*Artigo publicado originalmente no jornal O Globo de 17/08/2013
Sérgio Magalhães
Em julho, o Brasil
emplacou 300 mil novos veículos. No mesmo mês, sedes do AfroReggae sofreram
atentados a bala em favelas, no Rio. O IPEA calcula que a população brasileira pouco
crescerá até 2030.
São questões isoladas? Não.
Mobilidade, segurança e ocupação urbana são temas interligados e fundamentais tanto para a qualidade de vida
cidadã quanto para o desenvolvimento nacional.
O número de veículos
licenciados reflete a prioridade que os governos têm dado à indústria
automobilística. A partir dos anos 1960, o país optou pelo rodoviarismo. Desconstruiu
a rede de bondes, enfraqueceu as ferrovias urbanas, desconsiderou o transporte
de alto rendimento, investiu em viadutos e alargamento de vias. Essa opção
desestruturou o espaço público, descaracterizou bairros e expandiu as cidades
além do que o aumento demográfico exigiria.
A infraestrutura e os serviços públicos não acompanharam tal expansão.

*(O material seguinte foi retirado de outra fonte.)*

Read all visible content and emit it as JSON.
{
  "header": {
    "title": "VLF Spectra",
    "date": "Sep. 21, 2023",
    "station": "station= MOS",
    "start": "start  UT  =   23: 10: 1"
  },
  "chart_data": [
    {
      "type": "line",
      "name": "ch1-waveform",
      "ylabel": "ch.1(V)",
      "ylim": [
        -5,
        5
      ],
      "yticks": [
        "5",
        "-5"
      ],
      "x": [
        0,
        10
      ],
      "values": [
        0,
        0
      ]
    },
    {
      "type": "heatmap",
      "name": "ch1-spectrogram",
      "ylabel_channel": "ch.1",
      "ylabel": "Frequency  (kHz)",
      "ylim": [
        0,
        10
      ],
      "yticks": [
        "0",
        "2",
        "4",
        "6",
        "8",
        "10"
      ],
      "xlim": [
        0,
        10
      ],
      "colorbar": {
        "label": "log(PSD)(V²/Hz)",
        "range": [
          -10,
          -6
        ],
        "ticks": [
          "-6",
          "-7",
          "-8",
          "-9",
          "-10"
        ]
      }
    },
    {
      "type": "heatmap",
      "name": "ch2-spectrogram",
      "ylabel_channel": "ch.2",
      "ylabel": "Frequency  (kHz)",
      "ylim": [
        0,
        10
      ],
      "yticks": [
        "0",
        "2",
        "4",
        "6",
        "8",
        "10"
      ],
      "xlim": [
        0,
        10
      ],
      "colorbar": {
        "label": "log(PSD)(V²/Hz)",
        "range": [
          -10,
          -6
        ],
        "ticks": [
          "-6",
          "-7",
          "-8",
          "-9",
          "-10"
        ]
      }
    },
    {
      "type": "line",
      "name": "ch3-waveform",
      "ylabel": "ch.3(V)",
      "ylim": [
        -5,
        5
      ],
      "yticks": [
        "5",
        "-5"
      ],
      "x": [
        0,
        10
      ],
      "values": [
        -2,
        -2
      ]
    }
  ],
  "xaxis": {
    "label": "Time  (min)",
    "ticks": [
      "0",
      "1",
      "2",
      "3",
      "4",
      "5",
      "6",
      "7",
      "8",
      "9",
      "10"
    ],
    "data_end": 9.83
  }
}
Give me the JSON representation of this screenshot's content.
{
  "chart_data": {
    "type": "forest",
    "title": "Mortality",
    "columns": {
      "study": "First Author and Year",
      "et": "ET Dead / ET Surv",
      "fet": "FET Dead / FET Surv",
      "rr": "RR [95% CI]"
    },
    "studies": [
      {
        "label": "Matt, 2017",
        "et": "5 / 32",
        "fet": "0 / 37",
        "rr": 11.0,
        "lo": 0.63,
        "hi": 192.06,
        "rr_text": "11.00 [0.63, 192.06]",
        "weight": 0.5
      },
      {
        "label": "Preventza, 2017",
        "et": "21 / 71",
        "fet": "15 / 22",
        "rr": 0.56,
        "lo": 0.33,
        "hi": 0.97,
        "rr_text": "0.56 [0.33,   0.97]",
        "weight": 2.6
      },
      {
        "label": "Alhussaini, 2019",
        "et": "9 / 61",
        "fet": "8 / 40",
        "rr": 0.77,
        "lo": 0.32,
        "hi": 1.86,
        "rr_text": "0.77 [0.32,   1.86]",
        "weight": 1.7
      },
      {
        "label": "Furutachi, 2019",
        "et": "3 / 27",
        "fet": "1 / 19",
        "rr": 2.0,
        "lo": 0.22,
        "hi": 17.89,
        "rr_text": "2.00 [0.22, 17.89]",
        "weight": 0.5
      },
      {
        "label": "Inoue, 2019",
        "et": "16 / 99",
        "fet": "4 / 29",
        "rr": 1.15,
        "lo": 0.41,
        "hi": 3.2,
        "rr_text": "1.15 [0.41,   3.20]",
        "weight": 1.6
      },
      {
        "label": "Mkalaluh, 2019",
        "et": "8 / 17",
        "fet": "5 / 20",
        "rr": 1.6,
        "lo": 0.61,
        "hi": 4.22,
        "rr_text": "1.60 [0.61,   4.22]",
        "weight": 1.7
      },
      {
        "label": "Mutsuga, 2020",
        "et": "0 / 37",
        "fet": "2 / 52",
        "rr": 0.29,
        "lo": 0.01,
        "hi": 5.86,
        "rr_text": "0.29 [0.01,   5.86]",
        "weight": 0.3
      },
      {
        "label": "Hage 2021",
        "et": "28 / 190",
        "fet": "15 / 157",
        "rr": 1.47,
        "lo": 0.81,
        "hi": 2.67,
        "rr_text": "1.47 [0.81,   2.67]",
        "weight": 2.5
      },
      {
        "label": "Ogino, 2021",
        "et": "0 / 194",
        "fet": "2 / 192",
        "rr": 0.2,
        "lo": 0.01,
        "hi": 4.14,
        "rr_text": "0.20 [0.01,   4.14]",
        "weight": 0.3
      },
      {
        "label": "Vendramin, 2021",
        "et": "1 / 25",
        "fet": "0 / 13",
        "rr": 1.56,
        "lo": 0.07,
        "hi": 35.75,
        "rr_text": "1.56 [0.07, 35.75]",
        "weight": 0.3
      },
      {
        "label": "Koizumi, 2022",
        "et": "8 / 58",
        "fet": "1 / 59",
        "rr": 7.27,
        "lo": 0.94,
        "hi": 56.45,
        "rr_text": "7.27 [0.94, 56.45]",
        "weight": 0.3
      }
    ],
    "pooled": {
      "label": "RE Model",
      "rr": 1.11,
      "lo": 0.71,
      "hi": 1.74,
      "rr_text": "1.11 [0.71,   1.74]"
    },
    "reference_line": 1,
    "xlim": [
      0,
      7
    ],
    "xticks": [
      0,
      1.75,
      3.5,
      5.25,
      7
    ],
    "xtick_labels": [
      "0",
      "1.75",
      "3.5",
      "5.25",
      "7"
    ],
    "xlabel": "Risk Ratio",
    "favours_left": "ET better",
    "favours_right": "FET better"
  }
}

Partes pobres das cidades foram abandonadas pelo Estado, permitindo que
favelas, loteamentos e conjuntos residenciais fossem dominados por bandidos
armados.
O AfroReggae nasceu nesse
contexto, e se dedica a apoiar jovens moradores de favelas a se libertarem das
amarras do tráfico, através da arte. Seu líder tem sido alvo de ameaças,
atribuídas a traficantes incomodados por ações em favelas onde há UPPs.
Sem crescer a
população, como prevê o IPEA, não faz sentido expandir a cidade. Ao contrário,
cidades compactas são mais econômicas nas infraestruturas e nos serviços
públicos. Nelas, a resposta urbanística à mobilidade se promove não com mais
automóveis, mas, justamente, com rede de transporte de alto rendimento (do tipo
metrô) e com aproveitamento das infraestruturas existentes. E, claro, sem
estímulos à especulação de terras e sem investimentos públicos que levem à
expansão. Os privilégios devem ser dados aos lugares onde as pessoas já vivem e
trabalham.
A ditadura de
índices econométricos, que impõe às cidades mais automóveis e menos serviços, deverá
ser rejeitada: ela plantou desigualdade. Precisará dar lugar à política que
universaliza os serviços públicos, inclusive o de segurança, e valoriza o
desempenho qualitativo da vida cidadã. Nenhuma parte da cidade sem a proteção
da Constituição!
Mas o Estado brasileiro, nas três instâncias, precisa
rearrumar-se para enfrentar os desafios urbanos contemporâneos – que as ruas
estão a evidenciar. Os incipientes quadros de planejamento urbano e territorial
do Estado foram desfeitos nas últimas décadas. Mesmo no setor privado, as
equipes de planejamento e projeto desestabilizaram-se ante a escassez de
políticas públicas correspondentes.
Seremos, porém, quase 200 milhões de brasileiros em
cidades. É urgente construir a capacidade institucional de enfrentamento das
demandas de médio e longo prazo localizadas no sistema urbano brasileiro. Para
colher bem-estar, precisamos plantar cidades mais democráticas.